The suit asks the court to order relief, including back pay, for affected black applicants or to bar the firm from participating in federal contracts.

"All workers deserve a fair shot at equal employment opportunities and advancement," said Patricia A. Shiu, director of the federal contract compliance office, in a statement. "Our action against Enterprise highlights our commitment to combatting discrimination against qualified workers."

The Labor Department review looked at 560 black applicants, though the department does not allege that all should have been hired, said a spokeswoman, Joanna P. Hawkins. White people were almost twice as likely to be selected for a management trainee slot, she said.

An Enterprise Holdings spokeswoman said the firm has a "strong record of equal opportunity in our hiring and employment practices" and disagrees with the department's decision to file a complaint. The firm is committed to minority outreach, she wrote in an email, pointing to recruitment efforts that focus on historically black colleges and universities, among other things.

The firm also cooperated with the investigation, with an "exhaustive review" of employment applications, she said. The firm has an applicant tracking system that keeps adequate records, she added.

"We're disappointed that, after all this time, the Department of Labor has apparently chosen to ignore the evidence and proceed with this action," wrote the spokeswoman, Christine Cavallini, in an email. "We work hard to ensure that our workforce mirrors the diversity of the communities we serve.
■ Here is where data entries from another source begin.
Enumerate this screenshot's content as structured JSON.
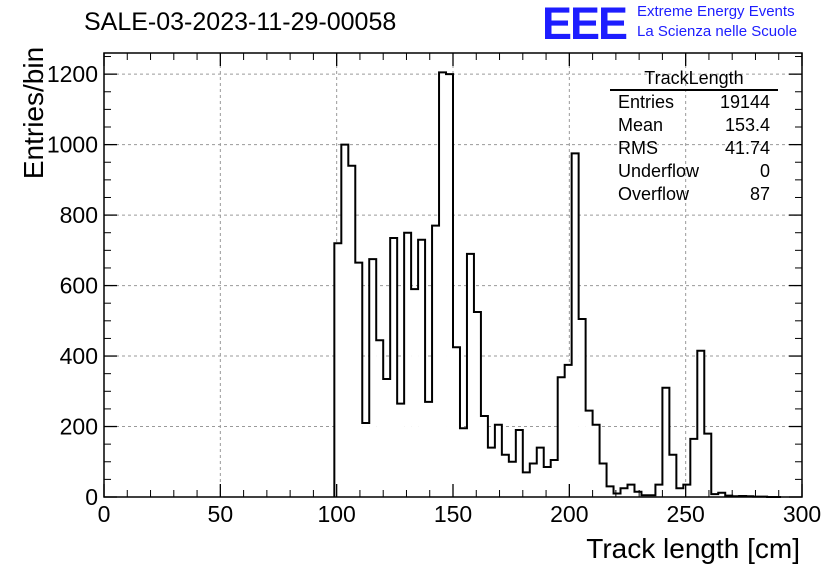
{
  "run_title": "SALE-03-2023-11-29-00058",
  "logo": {
    "mark": "EEE",
    "line1": "Extreme Energy Events",
    "line2": "La Scienza nelle Scuole",
    "color": "#1d1dff"
  },
  "stats": {
    "title": "TrackLength",
    "rows": [
      {
        "label": "Entries",
        "value": "19144"
      },
      {
        "label": "Mean",
        "value": "153.4"
      },
      {
        "label": "RMS",
        "value": "41.74"
      },
      {
        "label": "Underflow",
        "value": "0"
      },
      {
        "label": "Overflow",
        "value": "87"
      }
    ]
  },
  "chart_data": {
    "type": "bar",
    "style": "step-histogram",
    "xlabel": "Track length [cm]",
    "ylabel": "Entries/bin",
    "xlim": [
      0,
      300
    ],
    "ylim": [
      0,
      1260
    ],
    "xticks": [
      0,
      50,
      100,
      150,
      200,
      250,
      300
    ],
    "yticks": [
      0,
      200,
      400,
      600,
      800,
      1000,
      1200
    ],
    "grid": true,
    "bin_width": 3,
    "bins_start": [
      99,
      102,
      105,
      108,
      111,
      114,
      117,
      120,
      123,
      126,
      129,
      132,
      135,
      138,
      141,
      144,
      147,
      150,
      153,
      156,
      159,
      162,
      165,
      168,
      171,
      174,
      177,
      180,
      183,
      186,
      189,
      192,
      195,
      198,
      201,
      204,
      207,
      210,
      213,
      216,
      219,
      222,
      225,
      228,
      231,
      234,
      237,
      240,
      243,
      246,
      249,
      252,
      255,
      258,
      261,
      264,
      267,
      270,
      273,
      276,
      279,
      282,
      285,
      288
    ],
    "values": [
      720,
      1000,
      940,
      665,
      210,
      675,
      445,
      335,
      735,
      265,
      750,
      590,
      730,
      270,
      770,
      1205,
      1200,
      425,
      195,
      690,
      525,
      230,
      140,
      205,
      120,
      100,
      190,
      70,
      95,
      140,
      85,
      105,
      340,
      375,
      975,
      505,
      245,
      205,
      95,
      30,
      10,
      25,
      35,
      15,
      5,
      5,
      35,
      310,
      120,
      25,
      35,
      165,
      415,
      180,
      8,
      12,
      4,
      2,
      3,
      2,
      1,
      1,
      0,
      0
    ]
  }
}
That's why we are moving immediately to defend against the Department's decision."

Enterprise RAC Company of Baltimore has 52 branches and more than 1,300 employees, Cavallini said. She said 48 percent of its current entry-level management employees are African-American.

Hawkins said the complaint applies to Enterprise's business office in Linthicum, which employed about 160 people when the Labor Department started its investigation in 2008.

Enterprise RAC is a subcontractor on a $10,000-plus contract to provide rental cars to the U.S. Military Traffic Management Command. As a contractor, it is required to keep personnel and employment records for at least two years, analyze its selections and develop a system to periodically measure the success of its affirmative action program.